Sorry to hear you had a bust Barry. You need to get out before the snow hits. i would have plunked it down by the nearest bush, tree or igloo when you heard that first bark and called for a bit just to see if you could entice him in.


----------



## knapper (Feb 5, 2010)

I was set in one direction and didn't think about that bark too much.


----------



## bones44 (Jan 7, 2011)

Lot of work there for sure. Too bad you didn't see or hear anything. You'd think being out that far something would show. Still would enjoy a walk in your woods over mine anyday.


----------



## fr3db3ar (Aug 6, 2011)

Keep after it.
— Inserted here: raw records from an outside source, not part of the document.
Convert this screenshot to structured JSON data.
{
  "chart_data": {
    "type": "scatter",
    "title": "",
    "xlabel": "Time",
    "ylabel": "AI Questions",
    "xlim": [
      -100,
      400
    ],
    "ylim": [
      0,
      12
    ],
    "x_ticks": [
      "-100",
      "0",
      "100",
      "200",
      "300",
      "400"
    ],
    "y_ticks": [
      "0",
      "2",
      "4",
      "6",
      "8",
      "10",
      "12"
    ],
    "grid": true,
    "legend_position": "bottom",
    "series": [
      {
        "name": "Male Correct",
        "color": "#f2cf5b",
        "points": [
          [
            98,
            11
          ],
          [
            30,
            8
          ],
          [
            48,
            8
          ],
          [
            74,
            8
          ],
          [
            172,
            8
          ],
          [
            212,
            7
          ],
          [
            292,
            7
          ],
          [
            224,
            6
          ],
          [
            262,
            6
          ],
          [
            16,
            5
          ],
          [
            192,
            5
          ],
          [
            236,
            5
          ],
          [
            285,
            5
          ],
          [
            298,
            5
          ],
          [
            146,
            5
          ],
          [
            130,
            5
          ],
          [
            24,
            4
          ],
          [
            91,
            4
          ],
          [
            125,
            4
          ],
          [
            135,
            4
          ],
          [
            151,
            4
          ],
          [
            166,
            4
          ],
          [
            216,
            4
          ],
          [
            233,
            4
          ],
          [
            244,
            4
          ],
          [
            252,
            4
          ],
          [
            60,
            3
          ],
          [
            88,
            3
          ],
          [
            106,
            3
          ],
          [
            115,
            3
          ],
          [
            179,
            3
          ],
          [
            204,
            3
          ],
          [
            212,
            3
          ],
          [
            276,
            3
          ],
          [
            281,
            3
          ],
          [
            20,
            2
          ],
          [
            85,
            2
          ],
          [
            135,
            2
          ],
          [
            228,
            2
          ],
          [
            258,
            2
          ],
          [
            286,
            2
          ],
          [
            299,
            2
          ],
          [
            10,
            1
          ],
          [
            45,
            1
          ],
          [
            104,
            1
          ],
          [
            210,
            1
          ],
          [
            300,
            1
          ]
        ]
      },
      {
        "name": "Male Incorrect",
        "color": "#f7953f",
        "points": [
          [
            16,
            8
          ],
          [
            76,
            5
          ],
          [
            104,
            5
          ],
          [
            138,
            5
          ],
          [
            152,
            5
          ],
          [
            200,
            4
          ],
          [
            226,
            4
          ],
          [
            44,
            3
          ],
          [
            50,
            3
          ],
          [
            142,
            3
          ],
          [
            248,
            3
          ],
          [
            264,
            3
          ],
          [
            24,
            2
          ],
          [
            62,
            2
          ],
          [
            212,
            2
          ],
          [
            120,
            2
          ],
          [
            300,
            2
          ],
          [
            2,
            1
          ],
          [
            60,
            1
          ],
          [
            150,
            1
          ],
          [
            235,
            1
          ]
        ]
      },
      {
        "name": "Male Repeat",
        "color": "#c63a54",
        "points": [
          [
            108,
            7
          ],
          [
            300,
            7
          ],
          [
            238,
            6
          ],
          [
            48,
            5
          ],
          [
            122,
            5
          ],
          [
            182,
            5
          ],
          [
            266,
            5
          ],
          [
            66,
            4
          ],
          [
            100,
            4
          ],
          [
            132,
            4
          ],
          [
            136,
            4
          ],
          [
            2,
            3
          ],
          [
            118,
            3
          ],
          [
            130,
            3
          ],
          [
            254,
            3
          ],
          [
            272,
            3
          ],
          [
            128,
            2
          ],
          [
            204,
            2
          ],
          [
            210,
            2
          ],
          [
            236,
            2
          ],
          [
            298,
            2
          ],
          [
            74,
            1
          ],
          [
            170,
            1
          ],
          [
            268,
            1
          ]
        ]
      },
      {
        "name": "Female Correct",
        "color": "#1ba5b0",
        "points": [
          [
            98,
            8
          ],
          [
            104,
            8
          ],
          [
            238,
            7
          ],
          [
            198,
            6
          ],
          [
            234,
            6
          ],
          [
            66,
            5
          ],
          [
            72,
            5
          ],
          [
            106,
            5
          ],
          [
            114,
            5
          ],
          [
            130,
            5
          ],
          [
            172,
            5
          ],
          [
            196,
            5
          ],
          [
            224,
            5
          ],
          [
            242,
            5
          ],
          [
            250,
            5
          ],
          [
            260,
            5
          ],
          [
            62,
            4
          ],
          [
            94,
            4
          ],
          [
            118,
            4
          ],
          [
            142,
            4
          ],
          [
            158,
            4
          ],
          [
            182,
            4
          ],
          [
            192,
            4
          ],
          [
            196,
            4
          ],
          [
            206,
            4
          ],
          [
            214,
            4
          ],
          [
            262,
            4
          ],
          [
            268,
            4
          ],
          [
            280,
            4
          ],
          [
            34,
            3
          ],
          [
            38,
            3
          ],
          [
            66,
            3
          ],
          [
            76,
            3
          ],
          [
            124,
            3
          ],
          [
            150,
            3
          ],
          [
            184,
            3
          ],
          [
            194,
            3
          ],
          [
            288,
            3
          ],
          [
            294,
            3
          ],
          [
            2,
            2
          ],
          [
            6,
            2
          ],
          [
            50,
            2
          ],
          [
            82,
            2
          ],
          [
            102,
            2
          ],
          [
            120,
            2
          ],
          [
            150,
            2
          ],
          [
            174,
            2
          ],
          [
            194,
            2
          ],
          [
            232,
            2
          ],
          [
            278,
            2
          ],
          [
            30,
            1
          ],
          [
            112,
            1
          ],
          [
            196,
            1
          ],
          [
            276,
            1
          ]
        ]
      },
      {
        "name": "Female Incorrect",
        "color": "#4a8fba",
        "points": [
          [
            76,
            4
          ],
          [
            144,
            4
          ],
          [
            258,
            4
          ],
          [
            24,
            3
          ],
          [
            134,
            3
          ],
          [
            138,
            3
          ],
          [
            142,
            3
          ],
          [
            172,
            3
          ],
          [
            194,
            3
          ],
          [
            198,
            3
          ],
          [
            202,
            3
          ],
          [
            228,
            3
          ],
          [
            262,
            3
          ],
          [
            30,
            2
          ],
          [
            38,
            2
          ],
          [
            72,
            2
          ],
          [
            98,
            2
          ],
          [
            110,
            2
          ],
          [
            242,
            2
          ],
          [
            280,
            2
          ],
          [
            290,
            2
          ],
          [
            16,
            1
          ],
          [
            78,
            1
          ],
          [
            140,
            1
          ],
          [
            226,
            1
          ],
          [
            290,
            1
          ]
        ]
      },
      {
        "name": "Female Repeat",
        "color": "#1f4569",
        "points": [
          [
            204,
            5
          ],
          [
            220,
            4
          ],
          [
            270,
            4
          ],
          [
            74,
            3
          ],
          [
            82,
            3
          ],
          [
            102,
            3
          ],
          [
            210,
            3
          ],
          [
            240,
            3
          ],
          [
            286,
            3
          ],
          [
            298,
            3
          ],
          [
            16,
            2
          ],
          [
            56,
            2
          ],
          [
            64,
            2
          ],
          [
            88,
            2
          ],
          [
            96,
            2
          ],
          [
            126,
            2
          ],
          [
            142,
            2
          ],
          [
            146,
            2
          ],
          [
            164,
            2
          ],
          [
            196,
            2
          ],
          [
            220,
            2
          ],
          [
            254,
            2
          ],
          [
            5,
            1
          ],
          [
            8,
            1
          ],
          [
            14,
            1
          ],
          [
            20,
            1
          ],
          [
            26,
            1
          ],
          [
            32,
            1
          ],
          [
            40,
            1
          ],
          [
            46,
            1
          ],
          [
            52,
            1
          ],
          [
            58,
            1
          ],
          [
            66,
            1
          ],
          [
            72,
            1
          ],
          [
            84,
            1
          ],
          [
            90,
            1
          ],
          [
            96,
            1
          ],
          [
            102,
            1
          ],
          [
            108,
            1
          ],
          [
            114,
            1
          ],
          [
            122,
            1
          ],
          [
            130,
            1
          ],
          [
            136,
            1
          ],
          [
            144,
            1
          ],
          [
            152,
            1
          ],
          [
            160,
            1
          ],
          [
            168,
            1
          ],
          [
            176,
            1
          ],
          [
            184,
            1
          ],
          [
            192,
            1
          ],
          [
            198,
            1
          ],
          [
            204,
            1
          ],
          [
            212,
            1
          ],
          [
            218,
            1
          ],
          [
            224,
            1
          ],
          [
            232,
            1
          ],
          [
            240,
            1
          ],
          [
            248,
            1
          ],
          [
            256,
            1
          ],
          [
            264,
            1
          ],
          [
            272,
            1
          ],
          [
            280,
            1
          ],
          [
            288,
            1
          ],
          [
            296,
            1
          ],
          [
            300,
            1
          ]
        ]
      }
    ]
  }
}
It will all come together.


----------



## azpredatorhunter (Jul 24, 2012)

Knapper, ever look for gold?


----------



## knapper (Feb 5, 2010)

azpredator said:


> Knapper, ever look for gold?


I did a little many years ago and found a little bit but, not enough to write home about.


----------



## prairiewolf (Feb 19, 2012)

Nice story even if you didnt connect, thanks for posting


----------